VLAs, too, offer the promise of better targeting. Scout says its models are pre-trained on a specific set of military data to prepare for, say, running into an enemy tank while on a reconnaissance mission. Lt. Col Nick Rinaldi, who directs the Army Applications Laboratory’s Scout project, says that although automatic targeting is difficult and unlikely to be used outside restricted areas in the near term, VLAs’ ability to think about threats makes them a promising technology that should be investigated.

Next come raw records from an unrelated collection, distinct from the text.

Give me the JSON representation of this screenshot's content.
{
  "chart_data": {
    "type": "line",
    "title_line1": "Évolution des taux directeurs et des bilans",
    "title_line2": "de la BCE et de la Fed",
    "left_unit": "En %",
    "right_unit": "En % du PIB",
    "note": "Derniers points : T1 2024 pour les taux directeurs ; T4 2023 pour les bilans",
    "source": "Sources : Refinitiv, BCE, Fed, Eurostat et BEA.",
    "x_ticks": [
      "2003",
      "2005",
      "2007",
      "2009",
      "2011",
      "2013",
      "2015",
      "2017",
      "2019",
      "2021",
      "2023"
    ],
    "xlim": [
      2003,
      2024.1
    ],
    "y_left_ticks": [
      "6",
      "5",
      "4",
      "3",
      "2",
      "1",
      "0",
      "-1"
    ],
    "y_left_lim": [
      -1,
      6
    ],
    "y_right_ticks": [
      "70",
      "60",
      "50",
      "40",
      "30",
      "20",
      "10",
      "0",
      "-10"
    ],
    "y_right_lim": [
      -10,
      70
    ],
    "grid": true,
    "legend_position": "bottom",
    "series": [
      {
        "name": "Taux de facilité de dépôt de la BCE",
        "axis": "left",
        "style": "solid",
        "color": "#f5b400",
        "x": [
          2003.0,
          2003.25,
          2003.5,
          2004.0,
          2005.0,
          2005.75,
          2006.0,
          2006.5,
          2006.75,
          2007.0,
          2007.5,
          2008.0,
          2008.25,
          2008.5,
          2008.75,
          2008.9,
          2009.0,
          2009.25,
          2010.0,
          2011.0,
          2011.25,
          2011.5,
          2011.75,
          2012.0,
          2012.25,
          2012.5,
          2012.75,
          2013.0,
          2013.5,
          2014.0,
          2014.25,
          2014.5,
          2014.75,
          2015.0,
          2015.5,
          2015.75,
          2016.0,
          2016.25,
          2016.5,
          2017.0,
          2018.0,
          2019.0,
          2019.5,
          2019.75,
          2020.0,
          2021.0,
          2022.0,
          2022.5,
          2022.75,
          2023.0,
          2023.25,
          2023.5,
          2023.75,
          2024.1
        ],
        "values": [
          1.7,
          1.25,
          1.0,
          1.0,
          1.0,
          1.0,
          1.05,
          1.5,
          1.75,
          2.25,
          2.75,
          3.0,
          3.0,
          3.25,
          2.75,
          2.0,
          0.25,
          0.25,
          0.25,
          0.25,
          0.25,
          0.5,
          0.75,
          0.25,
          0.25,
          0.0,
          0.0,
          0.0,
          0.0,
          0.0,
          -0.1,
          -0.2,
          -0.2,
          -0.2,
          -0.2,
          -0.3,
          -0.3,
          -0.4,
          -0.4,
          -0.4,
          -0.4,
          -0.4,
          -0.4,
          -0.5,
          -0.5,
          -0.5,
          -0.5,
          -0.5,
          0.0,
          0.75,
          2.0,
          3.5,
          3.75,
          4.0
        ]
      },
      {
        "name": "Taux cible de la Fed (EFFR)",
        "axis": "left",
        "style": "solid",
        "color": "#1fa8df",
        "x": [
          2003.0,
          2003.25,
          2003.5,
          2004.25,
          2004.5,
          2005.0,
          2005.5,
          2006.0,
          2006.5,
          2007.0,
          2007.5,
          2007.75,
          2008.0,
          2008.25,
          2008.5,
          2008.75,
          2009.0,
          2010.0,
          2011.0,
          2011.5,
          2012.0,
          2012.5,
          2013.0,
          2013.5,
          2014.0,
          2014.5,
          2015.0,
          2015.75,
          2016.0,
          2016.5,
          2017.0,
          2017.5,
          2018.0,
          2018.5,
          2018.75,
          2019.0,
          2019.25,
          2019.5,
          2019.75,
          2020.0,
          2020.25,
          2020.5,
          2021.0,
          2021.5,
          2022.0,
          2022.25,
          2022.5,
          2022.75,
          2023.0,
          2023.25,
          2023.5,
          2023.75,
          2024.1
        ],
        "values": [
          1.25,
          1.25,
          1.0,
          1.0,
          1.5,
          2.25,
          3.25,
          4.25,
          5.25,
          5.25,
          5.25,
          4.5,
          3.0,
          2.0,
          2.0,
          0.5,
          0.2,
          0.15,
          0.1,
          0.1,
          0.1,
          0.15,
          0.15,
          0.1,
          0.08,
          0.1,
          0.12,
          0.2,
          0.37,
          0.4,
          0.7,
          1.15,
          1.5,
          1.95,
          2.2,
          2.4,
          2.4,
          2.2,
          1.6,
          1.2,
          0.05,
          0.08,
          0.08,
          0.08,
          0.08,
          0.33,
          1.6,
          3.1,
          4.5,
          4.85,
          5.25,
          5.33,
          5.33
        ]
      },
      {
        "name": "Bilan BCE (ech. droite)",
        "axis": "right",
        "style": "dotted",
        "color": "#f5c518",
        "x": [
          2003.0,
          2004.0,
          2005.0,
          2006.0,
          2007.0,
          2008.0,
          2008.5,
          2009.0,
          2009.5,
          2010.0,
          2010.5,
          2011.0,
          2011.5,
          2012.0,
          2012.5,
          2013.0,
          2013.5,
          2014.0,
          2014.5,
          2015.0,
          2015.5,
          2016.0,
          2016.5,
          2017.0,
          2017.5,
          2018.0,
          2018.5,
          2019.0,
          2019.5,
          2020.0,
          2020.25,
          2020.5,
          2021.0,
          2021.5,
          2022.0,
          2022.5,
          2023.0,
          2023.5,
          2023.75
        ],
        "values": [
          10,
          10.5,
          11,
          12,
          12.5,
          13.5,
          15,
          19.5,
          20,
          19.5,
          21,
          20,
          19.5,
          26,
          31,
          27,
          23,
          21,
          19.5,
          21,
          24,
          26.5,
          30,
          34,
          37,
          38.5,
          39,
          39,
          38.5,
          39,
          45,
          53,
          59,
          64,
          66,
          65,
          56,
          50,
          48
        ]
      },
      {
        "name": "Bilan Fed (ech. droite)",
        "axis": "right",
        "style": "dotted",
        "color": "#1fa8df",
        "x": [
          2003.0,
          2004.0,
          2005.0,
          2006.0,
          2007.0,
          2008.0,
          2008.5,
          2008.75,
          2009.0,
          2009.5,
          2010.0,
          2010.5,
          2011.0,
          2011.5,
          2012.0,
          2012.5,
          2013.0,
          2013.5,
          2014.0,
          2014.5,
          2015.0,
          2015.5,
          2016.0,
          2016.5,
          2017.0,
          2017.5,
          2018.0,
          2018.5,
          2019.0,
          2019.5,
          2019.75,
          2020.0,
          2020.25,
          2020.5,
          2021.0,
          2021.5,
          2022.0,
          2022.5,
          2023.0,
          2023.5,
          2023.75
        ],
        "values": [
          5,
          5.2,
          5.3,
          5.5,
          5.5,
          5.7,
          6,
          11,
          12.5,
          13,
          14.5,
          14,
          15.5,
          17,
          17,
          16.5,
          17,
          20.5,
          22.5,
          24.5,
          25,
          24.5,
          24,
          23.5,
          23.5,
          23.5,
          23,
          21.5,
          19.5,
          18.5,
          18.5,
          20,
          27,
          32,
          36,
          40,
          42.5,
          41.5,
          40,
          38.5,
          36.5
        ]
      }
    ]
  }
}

Adams says the promise of drones that can identify their targets is the key to future war: Although Russia’s attack on Ukraine has created a lot of interest in drone warfare, he believes that having people using individual UAVs is not enough for the US to deal with a large number of inexpensive systems that cannot be controlled if they threaten US forces.
The goal is to combat anti-military vibes

Like many defense startups, Scout wears its mission on its sleeve, and executives will openly criticize companies that are reluctant to give their technology to the government. Google, for example, has reportedly dropped out of the Pentagon’s competition to develop autonomous crowd control systems, which Scout is also working on.
“The AI people don’t want to work with the military,” Otis told TechCrunch, referring to Anthropic’s clash with the Pentagon over its operating principles. “None of them are open to agents using one-way attack drones, or agents using missile systems.”
However, Scout is actually using existing LLMs as a basis for building its agents, although it declined to say which ones. Otis says it has agreements with “well-known hyperscalers” to provide pre-trained intelligence for the Scout base model. Otis also declined to comment on whether it uses open-weight models, such as those offered by Chinese companies. Many companies that rely on AI thinking build on these models to operate at lower costs compared to models from frontier labs such as Anthropic or OpenAI.
Scout expects to address this by building its model from the ground up in the coming years, and the founders say most of its money will go into those training and accounting costs. Indeed, Otis wonders if Scout will beat the current leaders in AGI because its model will be constantly interacting with the real world.
“There’s an argument in the AGI community that you’re getting smarter by learning the Internet, and more intelligence comes with connecting to the world,” Otis said.
Does that mean Adcock is competing against his brother’s army of humanoid robots in Figures? No, Otis says, but “we can scale very quickly because our customer has assets,” he said, referring to the Pentagon.
If you shop through links in our articles, we may earn a small commission. This does not affect our editorial independence.